SED/SPD-„Dialogpapier“: „Der Streit der Ideologien und die gemeinsame Sicherheit“
Die Veröffentlichung des Papiers ist ein spektakuläres Ereignis, v.a. für die Bürger der DDR. Das ansonsten ob seiner Langeweile wenig beliebte SED-Parteiblatt „Neues Deutschland“ ist im Handumdrehen ausverkauft. Die Bewertungen des Papiers gehen auseinander: Kritiker sprechen von Anbiederung an die DDR, Legitimierung und Stabilisierung der SED-Diktatur und Preisgabe des Ziels der deutschen Einheit; die Befürworter rechtfertigen das Dokument als Beitrag zum friedlichen Miteinander im Atomzeitalter, als Instrument der Differenzierung innerhalb der Staatspartei und Katalysator des demokratischen Umbruchs in der DDR. Tatsächlich ist es das Produkt falscher Prämissen und der Tendenz führender Sozialdemokraten, zentrale deutschlandpolitische Positionen aufzugeben.
Zeitgeschichtlicher Hintergrund: Endphase des Kalten Krieges, Machtwechsel und sozialdemokratische NebenauĂźenpolitik
Das Papier entsteht in der Endphase der Ost-West-Konfrontation. Die Jahre zwischen 1979 und 1985 sind zunächst geprägt von erneuter Konfrontation und wechselseitiger Aufrüstung. Auf die Aufstellung moderner SS 20-Raketen durch die Sowjetunion reagiert die NATO mit dem sog. „Doppelbeschluss“. Zunächst soll in Verhandlungen mit der UdSSR versucht werden, die Stationierung dieser Waffen rückgängig zu machen. Im Fall des Scheiterns werde die NATO mit der Aufstellung amerikanischer Pershing II- und Cruise-Missile-Raketen auch in der Bundesrepublik reagieren. Tatsächlich kommt es erst nach der Durchsetzung des Doppelbeschlusses und der Nachrüstung durch die neue Regierungskoalition unter Helmut Kohl zu erfolgreichen Abrüstungsverhandlungen. Seit 1985 betreibt der neue sowjetische Parteichef Michail Gorbatschow eine Politik der inneren Reformen und äußeren Entspannung. 1987 wird der INF-Vertrag über den Abbau aller landgestützten Mittelstreckenraketen in Mitteleuropa unterzeichnet.
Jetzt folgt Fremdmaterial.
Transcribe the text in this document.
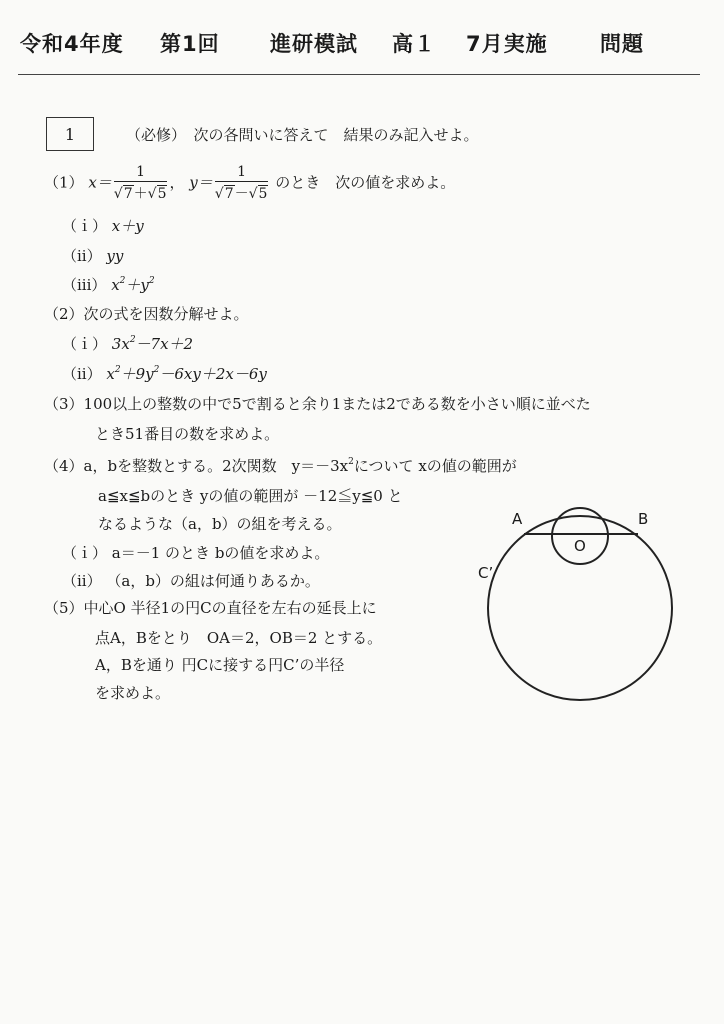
令和4年度 第1回 進研模試 高１ 7月実施 問題
1	（必修）　次の各問いに答えて　結果のみ記入せよ。
（1） $x= \frac{1}{√7+√5}$ ， $y= \frac{1}{√7-√5}$ のとき　次の値を求めよ。
（ｉ） x＋y
（ii） yy
（iii） $x^2+y^2$
（2）次の式を因数分解せよ。
（ｉ） $3x^2-7x+2$
（ii） $x^2+9y^2-6xy+2x-6y$
（3）100以上の整数の中で5で割ると余り1または2である数を小さい順に並べた
とき51番目の数を求めよ。
（4）a，bを整数とする。2次関数　$y=-3x^2$について xの値の範囲が
a≦x≦bのとき yの値の範囲が －12≦y≦0 と
なるような（a，b）の組を考える。
（ｉ） a＝－1 のとき bの値を求めよ。
（ii） （a，b）の組は何通りあるか。
（5）中心O 半径1の円Cの直径を左右の延長上に
点A，Bをとり　OA＝2，OB＝2 とする。
A，Bを通り 円Cに接する円C’の半径
を求めよ。
A	B
O
C’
In dieser Zeit bemüht sich die jegliche Reformen ablehnende SED-Führung unter Erich Honecker verstärkt darum, eigene politische Akzente zu setzen und internationales Prestige zu gewinnen. Die SPD, seit dem Machtverlust im Oktober 1982 in der Opposition, ist tief verunsichert und auf der Suche nach Profilierungsmöglichkeiten. Die SPD/FDP-Koalition war nicht zuletzt deshalb zerbrochen, weil große Teile der SPD Bundeskanzler Helmut Schmidt in der Nachrüstungsfrage die Gefolgschaft verweigert hatten. Zudem fürchtet man – zu Unrecht, wie sich bald zeigt – es werde nach dem Regierungswechsel zu einer neuen Eiszeit im Verhältnis zur DDR kommen. Offizielle Gespräche mit der SED, die es seit Mai 1983 auf Anregung des Parteivorsitzenden Willy Brandt auf zahlreichen Ebenen regelmäßig gibt, sind somit Teil einer Art „Nebenaußenpolitik“, mit der man sich von der Regierungspolitik Helmut Kohls abzusetzen versucht. Bald gehört es „für die ´wahlkämpfenden´ SPD-Spitzenpolitiker zur ´Pflicht´, Erich Honecker einen Besuch abzustatten und sich mit ihm gemeinsam in den Medien zu präsentieren“ (Reißig). Gemeinsame Arbeitsgruppen formulieren Papiere zu sicherheitspolitischen Fragen, die präsentiert werden, als handle es sich um zwischenstaatliche Verträge und nicht um Parteipapiere. Im Rahmen dieser Parteikontakte treffen sich auch Vertreter der Grundwertekommission der SPD und der Akademie für Gesellschaftswissenschaften beim ZK der SED, um über ideologische Streitfragen des Ost-West-Konflikts zu diskutieren.
Die Akteure
Die Zusammensetzung der insgesamt sieben Gesprächsrunden im Zeitraum von Februar 1984 bis April 1989 ist unterschiedlich. Leiter der SPD-Delegation ist der Vorsitzende der Grundwertekommission, Erhard Eppler. Neben ihm nehmen Klaus Mehrens, Burkhard Reichert und der Leiter der Gustav-Heinemann-Akademie der Friedrich-Ebert-Stiftung, Thomas Meyer, an allen Treffen teil. Weitere wichtige Mitglieder auf Seiten der SPD bei mehreren Sitzungen sind die bekannten Politologen Richard Löwenthal und Iring Fetscher, die Parteihistorikerin Susanne Miller sowie der ehemalige stellvertretende Bundesvorsitzende der Jungsozialisten und spätere Präsident des Deutschen PEN-Zentrums, Johano Strasser.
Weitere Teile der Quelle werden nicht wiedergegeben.